In tutto il mondo, ora sono più che mai necessari sistemi alimentari decentralizzati, regionali e locali di proprietà della comunità basati su filiere alimentari corte che possono far fronte a shock futuri. Ma ci sono grandi ostacoli.
Tuttavia, il rapporto Verso una rivoluzione alimentare: hub e cooperative alimentari negli Stati Uniti e in Italia offre alcuni spunti per la creazione di sistemi di supporto sostenibili per i piccoli produttori alimentari e la distribuzione alimentare. Inoltre, gli ultimi mesi hanno sottolineato i vantaggi di filiere più brevi, modelli alimentari alternativi e agricoltura sostenuta dalla comunità. Come dice Natasha Soares di Better Food Traders :
Per avere una fornitura alimentare resistente dobbiamo procurarci il cibo da agricoltori locali e sostenibili.
Ma i governi sono pronti ad ascoltare? Anche se lo sono, molti potrebbero avere le mani legate.
A seguito della devastazione causata dai blocchi legati al coronavirus, il presidente del gruppo della Banca mondiale David Malpass ha dichiarato che i paesi più poveri saranno “aiutati” a rimettersi in piedi, a condizione che vengano attuate riforme neoliberali. I paesi dovranno attuare riforme strutturali per ridurre i tempi di ripresa e creare fiducia nel fatto che la ripresa possa essere forte.
Di fronte alla crisi economica e alla stagnazione in patria, questa sembra un’opportunità ideale per il capitalismo occidentale di investire ulteriormente e saccheggiare le economie all’estero.
In effetti, il coronavirus fornisce copertura per il consolidamento della dipendenza e dell’espropriazione. Le lobbies globali saranno in grado di scavare i resti della sovranità degli stati nazionali.
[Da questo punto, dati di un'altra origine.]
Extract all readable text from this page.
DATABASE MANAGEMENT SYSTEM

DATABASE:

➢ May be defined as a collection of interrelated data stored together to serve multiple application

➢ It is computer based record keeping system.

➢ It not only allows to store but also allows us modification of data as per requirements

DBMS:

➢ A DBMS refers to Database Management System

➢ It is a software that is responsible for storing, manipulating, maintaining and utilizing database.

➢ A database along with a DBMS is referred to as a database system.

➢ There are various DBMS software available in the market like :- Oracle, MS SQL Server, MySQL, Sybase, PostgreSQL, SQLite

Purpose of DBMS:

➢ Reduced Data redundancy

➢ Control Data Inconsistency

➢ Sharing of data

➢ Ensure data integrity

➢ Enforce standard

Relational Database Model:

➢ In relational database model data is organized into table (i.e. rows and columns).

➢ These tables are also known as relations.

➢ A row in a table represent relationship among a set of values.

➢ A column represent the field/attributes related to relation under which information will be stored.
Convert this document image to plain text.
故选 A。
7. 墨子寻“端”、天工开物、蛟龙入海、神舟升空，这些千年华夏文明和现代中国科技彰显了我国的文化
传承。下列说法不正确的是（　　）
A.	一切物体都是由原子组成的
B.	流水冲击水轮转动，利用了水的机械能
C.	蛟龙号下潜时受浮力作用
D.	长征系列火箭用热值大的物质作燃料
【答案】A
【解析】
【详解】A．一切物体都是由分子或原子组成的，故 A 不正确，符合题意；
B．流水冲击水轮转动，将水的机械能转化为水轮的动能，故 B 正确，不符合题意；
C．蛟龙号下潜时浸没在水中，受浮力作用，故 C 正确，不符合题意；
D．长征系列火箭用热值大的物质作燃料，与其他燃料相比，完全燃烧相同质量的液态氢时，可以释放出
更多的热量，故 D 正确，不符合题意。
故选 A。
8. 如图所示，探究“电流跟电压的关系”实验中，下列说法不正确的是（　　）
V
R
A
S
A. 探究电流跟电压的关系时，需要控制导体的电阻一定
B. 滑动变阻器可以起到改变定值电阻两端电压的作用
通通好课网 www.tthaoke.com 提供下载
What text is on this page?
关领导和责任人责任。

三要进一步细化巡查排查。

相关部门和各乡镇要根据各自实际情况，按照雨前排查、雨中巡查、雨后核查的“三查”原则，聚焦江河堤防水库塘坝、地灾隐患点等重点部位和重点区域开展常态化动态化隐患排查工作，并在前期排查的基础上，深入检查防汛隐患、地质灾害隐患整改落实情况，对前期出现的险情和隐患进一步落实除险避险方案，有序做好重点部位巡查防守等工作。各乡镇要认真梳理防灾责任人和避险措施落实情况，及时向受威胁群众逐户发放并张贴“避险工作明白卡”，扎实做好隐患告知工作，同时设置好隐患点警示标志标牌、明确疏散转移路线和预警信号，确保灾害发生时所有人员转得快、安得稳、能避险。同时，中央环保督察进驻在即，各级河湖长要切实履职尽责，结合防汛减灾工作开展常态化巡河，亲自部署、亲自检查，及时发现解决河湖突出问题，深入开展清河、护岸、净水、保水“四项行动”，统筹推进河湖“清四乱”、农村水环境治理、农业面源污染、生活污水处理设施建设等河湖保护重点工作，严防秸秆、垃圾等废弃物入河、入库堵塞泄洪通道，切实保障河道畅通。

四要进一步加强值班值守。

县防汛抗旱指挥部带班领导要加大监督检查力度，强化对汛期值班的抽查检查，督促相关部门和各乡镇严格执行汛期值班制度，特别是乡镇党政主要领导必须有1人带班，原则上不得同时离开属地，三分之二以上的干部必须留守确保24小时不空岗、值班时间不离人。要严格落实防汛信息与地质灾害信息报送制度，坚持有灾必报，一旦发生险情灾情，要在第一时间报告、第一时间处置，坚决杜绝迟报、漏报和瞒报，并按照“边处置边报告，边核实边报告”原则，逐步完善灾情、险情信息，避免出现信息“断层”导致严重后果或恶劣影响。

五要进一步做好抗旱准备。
Nel frattempo, il governo del Regno Unito sembra contento di sostenere lo status quo. BASF, la più grande azienda chimica del mondo, produce prodotti agricoli, industriali e automobilistici nei suoi otto stabilimenti nel Regno Unito. Ha ricevuto £ 1 miliardo di finanziamenti per il “sostegno al coronavirus” (“prestiti di emergenza”). Questo è di gran lunga il più grande finanziamento finora concordato dal Regno Unito. E gli azionisti di Bayer hanno votato per pagare 2,75 miliardi di sterline in dividendi poche settimane prima che l’impresa ricevesse 600 milioni di sterline nell’ambito dei prestiti di emergenza del governo britannico che, secondo il sito Web Unearthed, non ha condizioni.
Dato che il Regno Unito importa quasi la metà del suo cibo, forse tali soldi sarebbero spesi meglio finanziando e sviluppando una rete nazionale di hub alimentari produttore-consumatore in ogni città.